Sana bir sır vereyim mi ? Yola çıktığın ilk andan beri izliyorum seni. Nereden geldiğini biliyorum, şu an duraksamanın nedenini de... Farkındayım aklında pek çok soru ve emin olamadığın onlarca düşünce var. Karar veremedin henüz. İlk adımı henüz atamadın. Kimbilir belki de her şeyden vazgeçip, geri döneceksin.. Bilmediğin bir hayat zor gelecek, alışkanlıklarını değiştirmek istemeyeceksin. Şimdi yolu yeni yarıladığın için göremiyorsun ama, şu karşıdaki tepelik var ya; işte onu da aşmayı başarırsan bitecek bu ıssızlık, sis bulutu dağılacak. Sonrası aydınlık zaten, korkma. Ben o yolun sonunda seni bekliyor olacağım.

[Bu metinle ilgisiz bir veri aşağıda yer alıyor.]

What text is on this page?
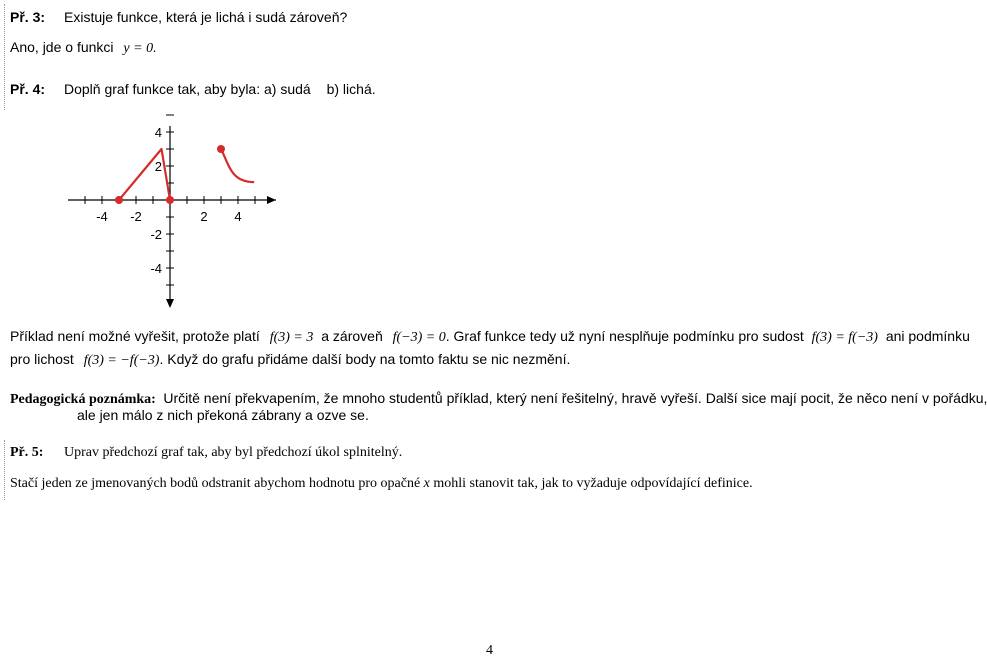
Př. 3: Existuje funkce, která je lichá i sudá zároveň?
Ano, jde o funkci y = 0.
Př. 4: Doplň graf funkce tak, aby byla: a) sudá b) lichá.
-4 -2	2 4
4
2
-2
-4
Příklad není možné vyřešit, protože platí f(3) = 3 a zároveň f(−3) = 0. Graf funkce tedy už nyní nesplňuje podmínku pro sudost f(3) = f(−3) ani podmínku
pro lichost f(3) = −f(−3). Když do grafu přidáme další body na tomto faktu se nic nezmění.
Pedagogická poznámka: Určitě není překvapením, že mnoho studentů příklad, který není řešitelný, hravě vyřeší. Další sice mají pocit, že něco není v pořádku,
ale jen málo z nich překoná zábrany a ozve se.
Př. 5: Uprav předchozí graf tak, aby byl předchozí úkol splnitelný.
Stačí jeden ze jmenovaných bodů odstranit abychom hodnotu pro opačné x mohli stanovit tak, jak to vyžaduje odpovídající definice.
4
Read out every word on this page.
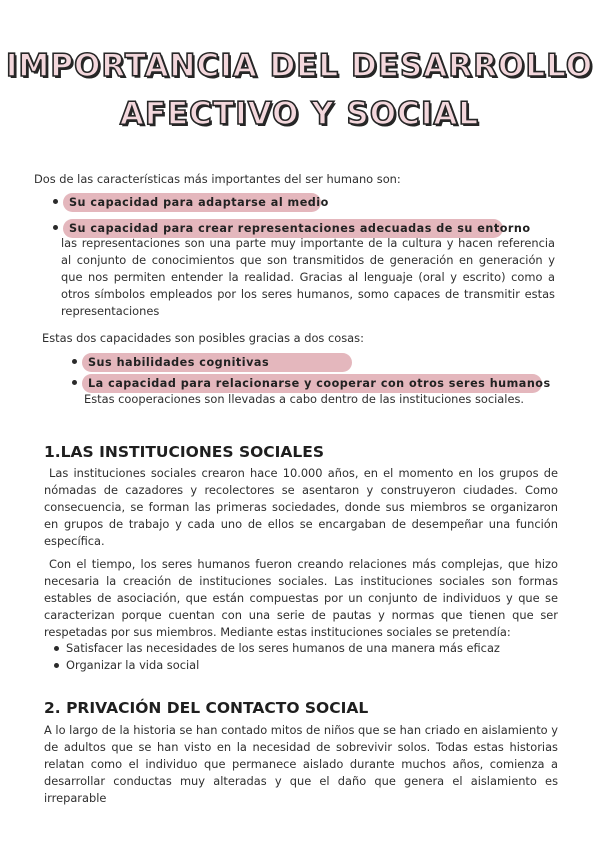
IMPORTANCIA DEL DESARROLLO
AFECTIVO Y SOCIAL

Dos de las características más importantes del ser humano son:

Su capacidad para adaptarse al medio
Su capacidad para crear representaciones adecuadas de su entorno

las representaciones son una parte muy importante de la cultura y hacen referencia al conjunto de conocimientos que son transmitidos de generación en generación y que nos permiten entender la realidad. Gracias al lenguaje (oral y escrito) como a otros símbolos empleados por los seres humanos, somo capaces de transmitir estas representaciones

Estas dos capacidades son posibles gracias a dos cosas:

Sus habilidades cognitivas
La capacidad para relacionarse y cooperar con otros seres humanos

Estas cooperaciones son llevadas a cabo dentro de las instituciones sociales.

1.LAS INSTITUCIONES SOCIALES

Las instituciones sociales crearon hace 10.000 años, en el momento en los grupos de nómadas de cazadores y recolectores se asentaron y construyeron ciudades. Como consecuencia, se forman las primeras sociedades, donde sus miembros se organizaron en grupos de trabajo y cada uno de ellos se encargaban de desempeñar una función específica.

Con el tiempo, los seres humanos fueron creando relaciones más complejas, que hizo necesaria la creación de instituciones sociales. Las instituciones sociales son formas estables de asociación, que están compuestas por un conjunto de individuos y que se caracterizan porque cuentan con una serie de pautas y normas que tienen que ser respetadas por sus miembros. Mediante estas instituciones sociales se pretendía:

Satisfacer las necesidades de los seres humanos de una manera más eficaz
Organizar la vida social
2. PRIVACIÓN DEL CONTACTO SOCIAL

A lo largo de la historia se han contado mitos de niños que se han criado en aislamiento y de adultos que se han visto en la necesidad de sobrevivir solos. Todas estas historias relatan como el individuo que permanece aislado durante muchos años, comienza a desarrollar conductas muy alteradas y que el daño que genera el aislamiento es irreparable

“Alışırım seni yalnız düşlerde okşamaya;
Bunun verdiği mutluluk da az değil ki..
Çıkar giderim bu kentten daha olmazsa,
Sensizliğin bir adı olur, bir anlamı olur belki..”

Bak aklıma ne geldi; hani insan bazen yeni biriyle tanışır. Bir-iki sohbetten sonra sanki yıllardır onu tanıyormuş hissine kapılır. Gel zaman git zaman, sohbetlerin süresi uzar, görüşmelerin sayısı artar. Ve bir gün "bunca yıl beklediğim oymuş" cümlesini kurarken bulur ya kendini.. Gariptir, ne zaman konuşsak böyle hissediyorum. Ama yine de bütün hayallerim ve beklentilerim bir yana; beni sevmek ve istemek zorunda olmadığını biliyorum. Rahat ol, sonunda ölüm yok. En fazla bir kaç cam kırığı ve bir-iki çizik daha.. Alıştım artık, katlanabilirim. Hayat her şeyi öğretti bana. Tüm iyi niyetimle, istediğin an, hiç tereddütsüz gidebilirim. Hatta aynı yolun karşılıklı kaldırımlarında bile rastlaşmayız. Sözüm söz. Yeter ki "git" de. Sormam, sorgulamam.

Benim için yazılan son buysa, iki kişilik bu yalnızlığı tek başıma da yaşayabilirim.